Abstract

This book is a laudable yet not entirely successful attempt at understanding “the ways that ordinary farmers, craftsmen, and slaves in ancient Greece made sense of their world and their place in it” (p. 3). Sara Forsdyke contends that “diverse forms of popular culture such as festival revelry, oral storytelling, and the spontaneous collective punishment of social offenders” (p. 3) have been overlooked by modern scholars (the present reviewer included [pp. 167, 233]), even though they played a vital role in regulating the relationships between elites and masses and masters and slaves, and despite their consistent and meaningful operation “at different times and places,” “alongside, within, and sometimes even in opposition to the formal institutions of the Greek city-state” (p. 4). Four case studies designed to illustrate these points form the book's most valuable sections. The first, “Slaves Tell Tales: The Culture of Subordinate Groups in Ancient Greece,” concerns a fictitious tale preserved in Athenaeus' Deipnosophistae, according to which the slave owners on the island of Chios established a hero-cult for Drimakos, even though he, as head of a band of runaway slaves, had tormented them for a long while (albeit “fairly” and “justly”). The second case study, “Pigs, Asses, and Swine: Obscenity and the Popular Imagination in Ancient Sicyon,” purports to reinterpret the description, preserved in Herodotus, of some bizarre reforms introduced by the tyrant Cleisthenes in sixth-century b.c.e. Sicyon.
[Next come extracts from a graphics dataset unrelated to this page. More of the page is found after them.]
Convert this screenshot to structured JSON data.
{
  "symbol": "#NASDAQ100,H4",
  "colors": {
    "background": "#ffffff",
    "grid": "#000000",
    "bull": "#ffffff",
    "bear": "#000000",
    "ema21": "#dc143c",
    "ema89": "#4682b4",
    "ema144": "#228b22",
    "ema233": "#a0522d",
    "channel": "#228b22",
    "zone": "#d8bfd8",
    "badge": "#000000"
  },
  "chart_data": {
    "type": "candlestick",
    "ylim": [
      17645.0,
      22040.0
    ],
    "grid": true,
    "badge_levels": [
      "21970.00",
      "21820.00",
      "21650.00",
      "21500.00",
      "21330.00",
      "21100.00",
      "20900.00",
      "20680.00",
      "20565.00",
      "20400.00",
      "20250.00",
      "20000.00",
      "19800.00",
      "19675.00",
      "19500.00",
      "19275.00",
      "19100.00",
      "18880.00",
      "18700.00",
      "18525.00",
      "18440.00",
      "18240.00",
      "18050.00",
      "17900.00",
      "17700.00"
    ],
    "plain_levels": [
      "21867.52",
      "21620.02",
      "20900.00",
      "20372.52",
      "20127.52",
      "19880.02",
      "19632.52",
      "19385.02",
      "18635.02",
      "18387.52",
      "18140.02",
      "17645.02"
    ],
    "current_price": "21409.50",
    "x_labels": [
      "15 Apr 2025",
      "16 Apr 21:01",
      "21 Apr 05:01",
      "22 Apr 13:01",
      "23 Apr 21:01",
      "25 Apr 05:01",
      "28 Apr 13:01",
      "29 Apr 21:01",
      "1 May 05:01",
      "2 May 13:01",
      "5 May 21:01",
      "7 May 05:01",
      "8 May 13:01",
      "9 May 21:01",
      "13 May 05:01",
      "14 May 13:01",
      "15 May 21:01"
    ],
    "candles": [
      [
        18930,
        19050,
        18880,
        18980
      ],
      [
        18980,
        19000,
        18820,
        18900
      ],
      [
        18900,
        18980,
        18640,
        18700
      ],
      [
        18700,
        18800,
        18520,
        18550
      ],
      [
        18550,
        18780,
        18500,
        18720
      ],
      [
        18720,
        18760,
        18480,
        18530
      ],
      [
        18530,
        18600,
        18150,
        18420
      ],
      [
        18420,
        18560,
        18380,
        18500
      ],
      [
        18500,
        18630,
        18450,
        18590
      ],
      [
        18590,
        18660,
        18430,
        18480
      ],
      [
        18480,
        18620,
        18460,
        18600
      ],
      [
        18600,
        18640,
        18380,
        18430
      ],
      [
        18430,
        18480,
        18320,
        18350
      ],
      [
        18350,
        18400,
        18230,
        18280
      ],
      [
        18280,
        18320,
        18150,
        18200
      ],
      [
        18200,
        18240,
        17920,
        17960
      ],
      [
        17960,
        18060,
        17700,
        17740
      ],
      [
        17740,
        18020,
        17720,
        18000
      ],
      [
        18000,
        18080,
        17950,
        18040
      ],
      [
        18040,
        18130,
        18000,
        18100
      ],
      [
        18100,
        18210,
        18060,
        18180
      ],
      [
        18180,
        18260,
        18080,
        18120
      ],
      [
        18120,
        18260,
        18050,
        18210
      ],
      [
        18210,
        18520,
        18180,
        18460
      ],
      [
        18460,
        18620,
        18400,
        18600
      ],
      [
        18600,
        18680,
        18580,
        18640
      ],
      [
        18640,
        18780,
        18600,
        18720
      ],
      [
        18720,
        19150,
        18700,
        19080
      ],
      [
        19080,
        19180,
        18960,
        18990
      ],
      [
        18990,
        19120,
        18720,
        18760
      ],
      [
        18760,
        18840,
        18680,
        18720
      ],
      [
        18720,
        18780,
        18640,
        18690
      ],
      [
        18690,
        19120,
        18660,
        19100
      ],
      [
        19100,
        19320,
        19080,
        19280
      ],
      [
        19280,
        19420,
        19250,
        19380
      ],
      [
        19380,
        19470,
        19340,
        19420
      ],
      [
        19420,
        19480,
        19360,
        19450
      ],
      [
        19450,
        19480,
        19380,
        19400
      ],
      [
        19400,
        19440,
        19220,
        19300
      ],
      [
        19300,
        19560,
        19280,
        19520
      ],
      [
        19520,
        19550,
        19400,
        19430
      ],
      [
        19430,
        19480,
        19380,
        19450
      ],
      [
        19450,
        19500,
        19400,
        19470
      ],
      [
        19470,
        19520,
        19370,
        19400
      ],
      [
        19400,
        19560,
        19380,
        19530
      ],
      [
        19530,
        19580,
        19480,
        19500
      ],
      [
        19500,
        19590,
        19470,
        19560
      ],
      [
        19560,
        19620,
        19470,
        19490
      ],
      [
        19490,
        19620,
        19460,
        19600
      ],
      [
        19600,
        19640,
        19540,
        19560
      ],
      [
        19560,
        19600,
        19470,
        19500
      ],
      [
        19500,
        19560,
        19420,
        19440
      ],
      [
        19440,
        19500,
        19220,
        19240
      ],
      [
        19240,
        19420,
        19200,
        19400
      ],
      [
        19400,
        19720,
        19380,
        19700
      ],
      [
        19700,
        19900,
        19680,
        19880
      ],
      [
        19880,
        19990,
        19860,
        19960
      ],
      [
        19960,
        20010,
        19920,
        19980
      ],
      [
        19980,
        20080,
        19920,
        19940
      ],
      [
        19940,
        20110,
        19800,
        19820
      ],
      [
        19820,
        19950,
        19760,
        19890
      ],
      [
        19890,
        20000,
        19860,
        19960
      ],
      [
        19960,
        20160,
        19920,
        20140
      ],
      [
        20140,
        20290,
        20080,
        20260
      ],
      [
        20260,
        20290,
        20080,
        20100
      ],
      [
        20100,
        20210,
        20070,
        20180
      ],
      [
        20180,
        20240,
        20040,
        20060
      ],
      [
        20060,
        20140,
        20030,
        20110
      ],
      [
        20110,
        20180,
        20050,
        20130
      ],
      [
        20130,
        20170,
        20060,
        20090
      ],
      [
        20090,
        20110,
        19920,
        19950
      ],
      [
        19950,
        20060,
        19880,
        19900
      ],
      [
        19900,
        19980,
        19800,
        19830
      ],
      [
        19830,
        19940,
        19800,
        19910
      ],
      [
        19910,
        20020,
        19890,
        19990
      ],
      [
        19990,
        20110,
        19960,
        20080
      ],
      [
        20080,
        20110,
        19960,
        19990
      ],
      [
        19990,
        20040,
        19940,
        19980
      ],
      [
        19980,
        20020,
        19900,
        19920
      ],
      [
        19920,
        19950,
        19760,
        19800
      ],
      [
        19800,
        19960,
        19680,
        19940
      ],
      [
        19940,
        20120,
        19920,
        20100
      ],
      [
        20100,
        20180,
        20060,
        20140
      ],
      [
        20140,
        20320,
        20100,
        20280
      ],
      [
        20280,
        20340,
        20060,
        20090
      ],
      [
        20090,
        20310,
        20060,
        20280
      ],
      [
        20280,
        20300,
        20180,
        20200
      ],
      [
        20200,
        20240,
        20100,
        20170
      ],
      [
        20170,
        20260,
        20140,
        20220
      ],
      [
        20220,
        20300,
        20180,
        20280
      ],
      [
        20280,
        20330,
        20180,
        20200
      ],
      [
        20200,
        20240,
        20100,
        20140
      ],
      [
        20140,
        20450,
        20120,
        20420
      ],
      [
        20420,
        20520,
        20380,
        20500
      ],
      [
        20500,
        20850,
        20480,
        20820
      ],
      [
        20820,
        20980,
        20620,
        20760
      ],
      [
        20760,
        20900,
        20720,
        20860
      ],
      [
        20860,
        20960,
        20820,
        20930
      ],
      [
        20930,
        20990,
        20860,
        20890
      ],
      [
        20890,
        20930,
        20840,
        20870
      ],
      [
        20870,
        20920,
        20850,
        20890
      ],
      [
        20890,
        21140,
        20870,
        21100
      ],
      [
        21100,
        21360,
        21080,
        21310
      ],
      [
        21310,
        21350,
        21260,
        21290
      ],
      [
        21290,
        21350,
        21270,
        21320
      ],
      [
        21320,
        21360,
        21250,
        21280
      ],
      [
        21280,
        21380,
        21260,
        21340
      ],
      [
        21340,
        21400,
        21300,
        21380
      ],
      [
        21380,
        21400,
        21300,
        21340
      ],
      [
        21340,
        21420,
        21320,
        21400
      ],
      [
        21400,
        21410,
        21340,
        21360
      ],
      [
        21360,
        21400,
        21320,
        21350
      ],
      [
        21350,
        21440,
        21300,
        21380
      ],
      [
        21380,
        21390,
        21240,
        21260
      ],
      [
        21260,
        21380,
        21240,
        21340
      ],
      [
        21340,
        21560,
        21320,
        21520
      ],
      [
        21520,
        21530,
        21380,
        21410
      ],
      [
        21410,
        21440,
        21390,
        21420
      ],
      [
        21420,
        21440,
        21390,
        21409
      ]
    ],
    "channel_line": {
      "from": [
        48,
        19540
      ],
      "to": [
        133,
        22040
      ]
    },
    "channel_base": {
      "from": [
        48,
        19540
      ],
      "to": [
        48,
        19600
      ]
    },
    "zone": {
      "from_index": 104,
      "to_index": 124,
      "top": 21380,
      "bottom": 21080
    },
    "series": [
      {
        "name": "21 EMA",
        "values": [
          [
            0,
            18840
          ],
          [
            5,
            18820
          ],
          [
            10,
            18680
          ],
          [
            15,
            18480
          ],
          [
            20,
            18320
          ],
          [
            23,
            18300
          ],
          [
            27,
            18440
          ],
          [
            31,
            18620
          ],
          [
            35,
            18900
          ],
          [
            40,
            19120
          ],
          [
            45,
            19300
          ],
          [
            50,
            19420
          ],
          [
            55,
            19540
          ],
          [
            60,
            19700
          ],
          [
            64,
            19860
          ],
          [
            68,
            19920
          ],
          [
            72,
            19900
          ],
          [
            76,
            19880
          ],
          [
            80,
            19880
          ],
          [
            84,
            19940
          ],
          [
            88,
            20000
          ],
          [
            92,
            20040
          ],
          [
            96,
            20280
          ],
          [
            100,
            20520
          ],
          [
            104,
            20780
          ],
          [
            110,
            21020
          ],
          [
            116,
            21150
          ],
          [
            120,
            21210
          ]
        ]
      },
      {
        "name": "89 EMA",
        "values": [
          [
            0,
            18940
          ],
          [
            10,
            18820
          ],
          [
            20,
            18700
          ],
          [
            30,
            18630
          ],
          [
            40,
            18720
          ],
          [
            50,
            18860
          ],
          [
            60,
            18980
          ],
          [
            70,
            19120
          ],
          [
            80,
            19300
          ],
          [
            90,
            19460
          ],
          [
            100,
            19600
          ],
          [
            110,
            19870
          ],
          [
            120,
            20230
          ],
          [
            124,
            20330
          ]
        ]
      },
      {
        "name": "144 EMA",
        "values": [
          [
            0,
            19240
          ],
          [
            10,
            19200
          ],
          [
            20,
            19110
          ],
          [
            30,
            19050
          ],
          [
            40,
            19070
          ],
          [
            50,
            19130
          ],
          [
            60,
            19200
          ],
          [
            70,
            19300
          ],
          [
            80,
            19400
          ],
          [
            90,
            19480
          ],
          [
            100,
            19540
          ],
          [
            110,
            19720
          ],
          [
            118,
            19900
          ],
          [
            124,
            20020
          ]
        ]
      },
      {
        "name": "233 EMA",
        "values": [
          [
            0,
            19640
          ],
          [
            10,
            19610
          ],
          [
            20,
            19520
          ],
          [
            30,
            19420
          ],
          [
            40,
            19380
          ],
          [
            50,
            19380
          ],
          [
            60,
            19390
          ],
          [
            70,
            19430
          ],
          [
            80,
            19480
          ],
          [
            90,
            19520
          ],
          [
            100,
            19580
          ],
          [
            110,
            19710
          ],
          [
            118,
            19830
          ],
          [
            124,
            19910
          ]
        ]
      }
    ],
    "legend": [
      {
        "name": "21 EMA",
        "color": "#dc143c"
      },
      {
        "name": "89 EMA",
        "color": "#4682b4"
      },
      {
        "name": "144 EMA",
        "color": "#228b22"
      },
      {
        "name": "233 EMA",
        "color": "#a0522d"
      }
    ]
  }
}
Cleisthenes allegedly banned recitations of the Homeric poems, suppressed the cult of a beloved hero, and gave the city's “tribes” (i.e., territorial divisions) names that could be interpreted as abusive. The third, “Revelry and Riot in Ancient Megara: Democratic Disorder or Ritual Reversal?,” concerns the riotous behavior of the masses that allegedly took place in sixth-century b.c.e. Megara. The fourth, “Street Theater and Popular Justice in Ancient Greece,” assembles and analyzes, under the heading of “popular rituals” (p. 144), a long series of incidents involving the public humiliation and punishment of offenders, especially adulterers, in cities other than Athens. The book's first and last chapters are devoted to problems deriving from the application of the special method of analysis adopted here, styled “modular” (p. 179), to the ancient evidence.